Bereits vor dem Konzil wurde am 27. Februar 380 in Thessaloniki das Dreikaiseredikt “Cunctos populos” von den römischen Kaisern Theodosius I., Gratian und Valentinian II. verabschiedet. Es beendete die nominelle Religionsfreiheit des 4. Jahrhunderts. Das Edikt richtete sich formell an die Bevölkerung Konstantinopels, wurde aber an das gesamte Reichsvolk gerichtet. Inhaltlich wird der (römisch-alexandrinische) Glaube an die Dreieinigkeit Gottes zur verbindlichen Staatsreligion, was davon abweicht, zur Häresie mit den entsprechenden Konsequenzen erklärt, die vorerst zu Verbannungen und Kirchenschließungen führten. Die erste Todesstrafe wurde 385 in Trier verhängt. Gleichwohl wurde das Edikt nie aufgehoben, sondern bildete eine Rechtsgrundlage für das im 13. Jahrhundert ins Leben gerufene Amt der Inquisition, die Todesurteile aussprach und gegen das Wort Gottes aus der Heiligen Schrift auftrat.

Im Dekret, das Kaiser Theodosius nach dem Konzil von 381 erließ, verkündete er: “So glauben wir, gemäß der Lehre der Apostel und des Evangeliums, an die alleinige Göttlichkeit des Vaters, des Sohnes und des Heiligen Geistes unter Annahme gleicher Hoheit und liebevoller Dreieinigkeit. Alle, die diesem Glauben anhängen, sollen nach unserem Befehle den Namen allgemeine (gr.: katholische) Christen tragen.” Alle Außenseiter, die dem trinitarischen Bekenntnis nicht zustimmten, wurden vom Kaiser als Ketzer bezeichnet. Im selben Dekret kündigte er ihnen drakonische Maßnahmen an: “Die Übrigen, wahnwitzig und geistesgestört wie sie sind, sollen die Schmach ihres häretischen Glaubens tragen. Ihre Versammlungsorte sollen nicht Kirchen heißen. Sie sollen vor allem die gottliche Strafe, dann aber auch die Strafe unserer Ungnade erleiden, die wir nach Gottes Willen ihnen erweisen wollen.” (Kirchengeschichte 1955)

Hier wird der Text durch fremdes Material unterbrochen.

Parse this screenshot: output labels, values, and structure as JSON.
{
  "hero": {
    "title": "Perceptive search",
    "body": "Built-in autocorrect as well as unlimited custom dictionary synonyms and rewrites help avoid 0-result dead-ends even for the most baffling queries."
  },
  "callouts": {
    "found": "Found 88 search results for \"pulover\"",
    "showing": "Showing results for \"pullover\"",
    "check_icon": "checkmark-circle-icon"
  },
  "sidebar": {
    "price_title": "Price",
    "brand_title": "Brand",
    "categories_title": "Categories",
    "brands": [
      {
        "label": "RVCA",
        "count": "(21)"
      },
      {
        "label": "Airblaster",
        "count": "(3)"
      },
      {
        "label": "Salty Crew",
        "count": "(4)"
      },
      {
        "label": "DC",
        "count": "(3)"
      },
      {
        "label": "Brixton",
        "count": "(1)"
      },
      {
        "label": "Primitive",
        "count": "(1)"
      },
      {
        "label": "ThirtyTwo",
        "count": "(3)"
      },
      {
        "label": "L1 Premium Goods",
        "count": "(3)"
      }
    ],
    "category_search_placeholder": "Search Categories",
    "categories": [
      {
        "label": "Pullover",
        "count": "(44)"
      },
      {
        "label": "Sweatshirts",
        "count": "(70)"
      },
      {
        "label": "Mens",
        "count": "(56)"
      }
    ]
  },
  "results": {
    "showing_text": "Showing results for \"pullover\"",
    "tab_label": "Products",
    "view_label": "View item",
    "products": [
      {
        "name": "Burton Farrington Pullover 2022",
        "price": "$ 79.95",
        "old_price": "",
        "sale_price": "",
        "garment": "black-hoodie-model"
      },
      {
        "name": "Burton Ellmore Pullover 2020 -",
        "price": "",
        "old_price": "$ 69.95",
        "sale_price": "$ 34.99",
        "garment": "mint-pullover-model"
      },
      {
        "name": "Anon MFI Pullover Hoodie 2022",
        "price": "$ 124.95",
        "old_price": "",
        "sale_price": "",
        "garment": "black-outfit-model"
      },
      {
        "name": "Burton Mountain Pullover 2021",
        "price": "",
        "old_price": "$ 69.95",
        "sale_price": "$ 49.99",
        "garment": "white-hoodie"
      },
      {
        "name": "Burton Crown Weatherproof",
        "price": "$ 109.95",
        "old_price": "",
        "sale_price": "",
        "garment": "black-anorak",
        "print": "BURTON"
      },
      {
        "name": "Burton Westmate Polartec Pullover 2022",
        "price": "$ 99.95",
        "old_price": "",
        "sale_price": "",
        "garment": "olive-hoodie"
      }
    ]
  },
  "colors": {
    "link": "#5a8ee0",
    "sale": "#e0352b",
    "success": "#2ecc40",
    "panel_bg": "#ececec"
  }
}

Diese Synode/dieses Konzil verdeutlicht einmal mehr, welche immense Bedeutung der nachträglichen Rezeption durch andere Konzilien bzw. den allgemeinen Glaubenssinn der Kirche zukommt, wurde es doch in Chalcedon rezipiert und somit offiziell in die Reihe Ökumenischer Konzilien aufgenommen.

Zuerst hatte Meletius von Antiochien den Vorsitz, nach seinem Tod Gregor von Nazianz, damals Patriarch von Konstantinopel.

Häresien, die in Kanon I ausdrücklich verurteilt wurden sind: Eunomianer, Arianer, Macedonianer (Pneumatomachen), Sabellianer, Marcellianer, Photinianer und Apollinarier.

Dem ersten Konzil von Konstantinopel wird auch das nicäano-konstantinopolitanische Glaubensbekenntnis zugeschrieben.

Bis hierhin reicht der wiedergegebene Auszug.